A obra de Godard revela o esforço mais tenaz, consequente e influente de todo o cinema do segundo pós-guerra para redefinir as bases da representação cinematográfica do mundo, cujo horizonte ele nunca abandona. Ela instaura uma dialética sui generis entre a desconstrução da representação do mundo promovida pelo cinema narrativo clássico (com seu sistema de gêneros, suas convenções e seus horizontes de expectativa) e a construção de uma nova modalidade de representação, em que a narração vai sendo progressivamente atravessada pelo pensamento. Vários dos seus filmes nos aparecem, assim, como verdadeiros exercícios de pensamento sobre o mundo, regidos menos pela narração do que pela argumentação por meio de imagens e sons.

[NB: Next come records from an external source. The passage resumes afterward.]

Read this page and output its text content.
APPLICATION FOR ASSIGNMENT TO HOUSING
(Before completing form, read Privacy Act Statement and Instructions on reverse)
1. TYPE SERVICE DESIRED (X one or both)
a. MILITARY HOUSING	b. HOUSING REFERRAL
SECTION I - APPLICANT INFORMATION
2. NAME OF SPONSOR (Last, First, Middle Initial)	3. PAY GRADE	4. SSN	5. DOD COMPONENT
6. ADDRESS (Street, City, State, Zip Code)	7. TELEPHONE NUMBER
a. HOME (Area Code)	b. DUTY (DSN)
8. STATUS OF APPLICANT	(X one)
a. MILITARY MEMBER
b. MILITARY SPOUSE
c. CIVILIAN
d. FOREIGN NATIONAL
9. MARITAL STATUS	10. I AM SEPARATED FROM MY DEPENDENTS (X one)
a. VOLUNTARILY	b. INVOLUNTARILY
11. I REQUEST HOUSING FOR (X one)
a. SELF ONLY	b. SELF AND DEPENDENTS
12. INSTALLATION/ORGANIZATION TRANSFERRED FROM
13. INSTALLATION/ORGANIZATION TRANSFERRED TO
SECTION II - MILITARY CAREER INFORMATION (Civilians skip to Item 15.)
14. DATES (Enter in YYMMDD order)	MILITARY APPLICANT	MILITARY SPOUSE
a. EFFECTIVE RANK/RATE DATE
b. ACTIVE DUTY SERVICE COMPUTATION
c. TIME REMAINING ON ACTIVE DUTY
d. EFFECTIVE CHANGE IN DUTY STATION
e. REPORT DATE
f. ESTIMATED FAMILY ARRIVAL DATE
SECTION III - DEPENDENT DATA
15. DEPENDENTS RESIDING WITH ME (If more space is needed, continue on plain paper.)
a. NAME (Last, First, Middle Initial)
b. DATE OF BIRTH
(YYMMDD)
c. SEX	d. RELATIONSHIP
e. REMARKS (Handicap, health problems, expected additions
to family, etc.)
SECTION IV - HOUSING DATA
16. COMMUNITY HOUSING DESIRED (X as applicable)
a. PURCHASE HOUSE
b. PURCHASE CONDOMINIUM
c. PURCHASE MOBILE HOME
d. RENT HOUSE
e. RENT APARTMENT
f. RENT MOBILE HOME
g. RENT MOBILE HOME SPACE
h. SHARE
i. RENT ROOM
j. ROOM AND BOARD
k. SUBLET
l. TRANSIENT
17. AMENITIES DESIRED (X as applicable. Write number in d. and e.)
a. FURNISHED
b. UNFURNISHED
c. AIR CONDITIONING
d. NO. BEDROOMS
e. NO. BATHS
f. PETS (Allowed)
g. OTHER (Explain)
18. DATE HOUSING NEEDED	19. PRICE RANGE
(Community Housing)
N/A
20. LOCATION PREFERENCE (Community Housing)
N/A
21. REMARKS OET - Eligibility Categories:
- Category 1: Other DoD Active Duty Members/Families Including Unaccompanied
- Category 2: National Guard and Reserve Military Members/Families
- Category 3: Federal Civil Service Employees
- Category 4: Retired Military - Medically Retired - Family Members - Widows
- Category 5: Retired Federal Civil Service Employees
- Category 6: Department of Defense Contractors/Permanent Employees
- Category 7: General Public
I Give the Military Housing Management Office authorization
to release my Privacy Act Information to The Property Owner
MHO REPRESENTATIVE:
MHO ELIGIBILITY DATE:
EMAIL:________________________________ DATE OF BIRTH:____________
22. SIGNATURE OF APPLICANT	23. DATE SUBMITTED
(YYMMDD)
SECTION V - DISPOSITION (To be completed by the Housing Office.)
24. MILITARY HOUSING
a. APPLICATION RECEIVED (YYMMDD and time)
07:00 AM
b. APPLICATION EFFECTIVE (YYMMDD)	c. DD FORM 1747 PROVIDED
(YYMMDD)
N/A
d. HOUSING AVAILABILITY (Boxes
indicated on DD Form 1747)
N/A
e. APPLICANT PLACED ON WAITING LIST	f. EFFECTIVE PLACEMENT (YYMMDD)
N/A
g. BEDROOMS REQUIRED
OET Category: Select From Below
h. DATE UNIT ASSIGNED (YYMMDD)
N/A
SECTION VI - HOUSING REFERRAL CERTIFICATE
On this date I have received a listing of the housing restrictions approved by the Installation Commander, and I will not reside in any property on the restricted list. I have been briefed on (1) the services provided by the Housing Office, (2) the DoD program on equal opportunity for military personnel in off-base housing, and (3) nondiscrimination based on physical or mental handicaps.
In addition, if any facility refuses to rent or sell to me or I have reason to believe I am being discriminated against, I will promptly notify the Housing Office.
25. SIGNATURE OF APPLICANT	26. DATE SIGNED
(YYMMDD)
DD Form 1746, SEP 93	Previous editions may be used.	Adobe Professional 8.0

No desfecho do momento talvez mais alto deste esforço de pensamento, presente na série das História(s) do Cinema (1988-98), Godard associa pela montagem a imagem do seu rosto com um letreiro em que se lê o nome de Jorge Luís Borges, e com um plano de uma rosa, que remete à flor de Coleridge, de que falava o escritor argentino em suas Otras Inquisiciones, num texto célebre que o cineasta diz em over. Assim fazendo, Godard assimila sua figura à de Borges, como se atribuísse à sua persona a função de guardião da memória do sonho edênico (ou da usina de sonhos) do cinema inteiro, assim como Borges parece ter atribuído à sua a função de guardião da memória da literatura inteira.
Pensamento do mundo e memória do cinema se conjugam, pois, no trabalho de Godard. Mas, depois de dar Adeus à linguagem, eis que o guardião sai de cena, num momento grave em que o próprio mundo parece, ele também, cambalear.